Gaobeidian Railway City is jaw-dropping, showing how to scale energy efficient building.
A year ago I asked Should we just stop flying to conferences? Concern about the carbon footprint of flying is one of the reasons I didn't attend the recent Passive House International conference in Gaobeidian, China. (Haven't heard of Passive House? Here's an explanation.)
Monte Paulsen, Passive House expert at RDH, did attend the conference and shared his photos of Gaobeidian Railway City with me, and the scale of this project made my jaw drop. It's the largest Passive House project in the world, a mix of housing, offices and retail. Michael Ingui of the Passive House Accelerator was there and describes the Passive House Megaproject:
This single project totals 330,000 square meters (3,552,100 square feet) of certified Passive House buildings—8 high rises, 12 multifamily buildings, and 6 villas—a figure that rivals the total square footage of all Passive House projects built in North America to date. Astonishing. This is the sort of scale and speed that we need to adopt everywhere to slash operational carbon emissions quickly enough to avert climate catastrophe.
Bronwyn Barry of the North American Passive House Network was there as well, and told Ingui: "China is really showing that passive house is truly international and scalable. I came here skeptical and am leaving incredibly impressed."
I am pretty impressed just looking at the photographs, but the entire Passive House industry in China is mind-boggling, with 73 different companies making windows to Passive House standards.
When I was in China, I was told that almost every apartment is basically a three-bedroom design; one for the parents, one for the child, and one for grandma. These look rather generous, and like most Chinese apartments, they have a separated kitchen with a closed door.
Chinese cooking creates a lot of steam and smoke in a short time, so they need a powerful exhaust fan with makeup air. Here, the two gas burners are on the outside wall for the makeup air inlet, with the hood exhausting into a common shaft.
In North America, it is more efficient to have combined mechanical systems like central chillers or, in Passive House buildings, shared Heat Recovery Ventilators. In China, everyone wants to own their own equipment because of worries about maintenance of common services. This means every single unit has its own HRV that needs filter changes, and its own heat pump on its own little heat pump balcony.

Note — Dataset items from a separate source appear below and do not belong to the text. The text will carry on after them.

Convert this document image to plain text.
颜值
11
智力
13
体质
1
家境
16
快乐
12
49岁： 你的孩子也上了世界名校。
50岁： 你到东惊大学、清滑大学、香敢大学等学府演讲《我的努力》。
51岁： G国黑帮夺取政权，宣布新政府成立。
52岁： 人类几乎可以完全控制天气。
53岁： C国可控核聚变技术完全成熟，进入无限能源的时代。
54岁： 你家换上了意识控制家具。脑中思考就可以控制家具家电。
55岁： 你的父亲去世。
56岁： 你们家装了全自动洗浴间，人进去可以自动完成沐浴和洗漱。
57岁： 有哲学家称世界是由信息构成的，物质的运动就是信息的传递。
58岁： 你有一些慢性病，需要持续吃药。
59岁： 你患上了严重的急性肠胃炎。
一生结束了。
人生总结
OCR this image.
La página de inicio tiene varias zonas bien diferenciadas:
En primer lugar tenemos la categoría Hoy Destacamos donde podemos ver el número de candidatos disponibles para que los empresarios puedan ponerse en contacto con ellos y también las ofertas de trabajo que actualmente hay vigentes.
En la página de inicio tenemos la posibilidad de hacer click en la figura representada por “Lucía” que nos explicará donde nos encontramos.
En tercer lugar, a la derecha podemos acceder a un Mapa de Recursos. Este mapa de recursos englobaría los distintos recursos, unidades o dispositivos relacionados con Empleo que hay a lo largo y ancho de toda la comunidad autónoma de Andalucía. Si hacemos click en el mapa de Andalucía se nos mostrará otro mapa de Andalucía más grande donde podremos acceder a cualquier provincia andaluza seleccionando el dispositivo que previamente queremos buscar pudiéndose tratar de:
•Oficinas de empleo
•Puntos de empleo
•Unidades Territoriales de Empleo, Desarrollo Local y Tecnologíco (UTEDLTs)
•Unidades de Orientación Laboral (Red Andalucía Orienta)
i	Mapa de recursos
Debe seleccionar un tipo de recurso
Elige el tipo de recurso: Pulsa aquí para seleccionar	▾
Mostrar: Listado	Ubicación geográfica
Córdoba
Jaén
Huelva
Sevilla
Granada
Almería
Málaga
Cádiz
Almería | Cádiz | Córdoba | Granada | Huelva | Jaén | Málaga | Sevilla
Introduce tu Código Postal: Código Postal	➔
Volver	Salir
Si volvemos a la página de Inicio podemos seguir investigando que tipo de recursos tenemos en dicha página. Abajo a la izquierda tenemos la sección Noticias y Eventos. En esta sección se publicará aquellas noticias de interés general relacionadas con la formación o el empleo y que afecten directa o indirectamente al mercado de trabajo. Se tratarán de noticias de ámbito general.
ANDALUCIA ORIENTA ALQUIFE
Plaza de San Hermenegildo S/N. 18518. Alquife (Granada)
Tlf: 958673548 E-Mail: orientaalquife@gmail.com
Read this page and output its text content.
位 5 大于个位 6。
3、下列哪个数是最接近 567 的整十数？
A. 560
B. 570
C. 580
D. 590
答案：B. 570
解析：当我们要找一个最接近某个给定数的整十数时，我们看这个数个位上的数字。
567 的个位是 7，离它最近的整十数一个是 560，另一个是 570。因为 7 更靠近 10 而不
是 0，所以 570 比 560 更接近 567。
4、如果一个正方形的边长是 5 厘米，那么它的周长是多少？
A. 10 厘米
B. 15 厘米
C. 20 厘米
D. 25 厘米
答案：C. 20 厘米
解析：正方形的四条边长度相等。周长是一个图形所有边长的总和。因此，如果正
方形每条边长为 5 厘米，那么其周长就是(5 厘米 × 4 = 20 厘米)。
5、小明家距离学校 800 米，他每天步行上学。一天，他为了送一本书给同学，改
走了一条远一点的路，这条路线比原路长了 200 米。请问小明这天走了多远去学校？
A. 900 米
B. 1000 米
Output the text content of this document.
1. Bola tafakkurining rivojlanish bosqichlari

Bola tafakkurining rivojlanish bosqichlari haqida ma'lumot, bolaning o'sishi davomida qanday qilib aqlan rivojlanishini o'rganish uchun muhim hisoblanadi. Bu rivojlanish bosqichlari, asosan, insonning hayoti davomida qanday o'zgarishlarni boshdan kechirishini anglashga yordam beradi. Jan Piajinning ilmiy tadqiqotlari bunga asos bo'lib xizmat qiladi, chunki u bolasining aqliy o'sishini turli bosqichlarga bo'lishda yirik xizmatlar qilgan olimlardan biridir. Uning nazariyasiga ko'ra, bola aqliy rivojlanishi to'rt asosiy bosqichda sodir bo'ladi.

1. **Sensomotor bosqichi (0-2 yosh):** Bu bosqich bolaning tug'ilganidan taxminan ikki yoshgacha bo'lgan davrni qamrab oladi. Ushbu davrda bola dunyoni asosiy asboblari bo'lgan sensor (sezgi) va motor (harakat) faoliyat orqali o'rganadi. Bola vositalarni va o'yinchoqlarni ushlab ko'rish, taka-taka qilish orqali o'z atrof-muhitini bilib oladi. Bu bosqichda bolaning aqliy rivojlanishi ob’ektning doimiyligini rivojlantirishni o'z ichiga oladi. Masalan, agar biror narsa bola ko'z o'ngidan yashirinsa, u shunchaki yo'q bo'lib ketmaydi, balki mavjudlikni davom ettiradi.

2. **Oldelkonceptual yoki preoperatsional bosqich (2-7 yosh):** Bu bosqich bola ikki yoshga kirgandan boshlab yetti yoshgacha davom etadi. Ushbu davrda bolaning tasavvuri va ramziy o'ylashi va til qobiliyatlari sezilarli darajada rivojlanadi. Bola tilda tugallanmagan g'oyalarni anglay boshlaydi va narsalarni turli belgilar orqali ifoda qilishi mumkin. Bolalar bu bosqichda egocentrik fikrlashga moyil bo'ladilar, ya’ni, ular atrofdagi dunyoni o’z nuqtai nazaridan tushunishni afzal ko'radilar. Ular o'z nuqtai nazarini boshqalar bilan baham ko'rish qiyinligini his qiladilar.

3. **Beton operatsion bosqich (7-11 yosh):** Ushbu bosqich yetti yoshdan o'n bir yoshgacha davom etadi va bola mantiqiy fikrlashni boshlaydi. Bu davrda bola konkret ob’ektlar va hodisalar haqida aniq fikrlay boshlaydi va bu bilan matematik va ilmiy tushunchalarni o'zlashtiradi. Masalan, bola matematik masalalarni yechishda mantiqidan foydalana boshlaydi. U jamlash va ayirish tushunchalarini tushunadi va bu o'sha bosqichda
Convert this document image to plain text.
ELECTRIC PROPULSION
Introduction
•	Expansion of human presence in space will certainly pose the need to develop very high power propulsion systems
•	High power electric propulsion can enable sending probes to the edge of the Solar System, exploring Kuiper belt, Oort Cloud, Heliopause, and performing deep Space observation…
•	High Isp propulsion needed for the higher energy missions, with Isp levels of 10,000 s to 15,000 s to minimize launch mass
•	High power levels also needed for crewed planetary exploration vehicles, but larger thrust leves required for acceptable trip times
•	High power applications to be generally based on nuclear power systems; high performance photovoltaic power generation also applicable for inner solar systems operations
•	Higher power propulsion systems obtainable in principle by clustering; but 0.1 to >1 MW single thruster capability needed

This is not as energy efficient but at least, when they are building to Passive House standard, each unit is using far less energy, and the market has responded by making very small, very efficient equipment. They even have these pancake HRVs that fit in the kitchen ceiling.
Passive house designs have filtered air inside, which is pretty much a must in China where the outside air can be so awful. It's nice that their thermostats don't just tell the temperature but also the PM2.5 and CO2 counts.
I know, we shouldn't be flying to conferences. TreeHugger's Katherine even wants to take away my frequent flyer points. But I cannot help thinking that if an Airbus 380 full of people in the building industry, in politics, in the buildings departments, and in architects' offices could see that Passive House can scale like this, that it can be done quickly and affordably, and how much carbon can be saved by building Passive House at these kinds of densities, walking distance from train stations, it might be worth the carbon footprint of the trip.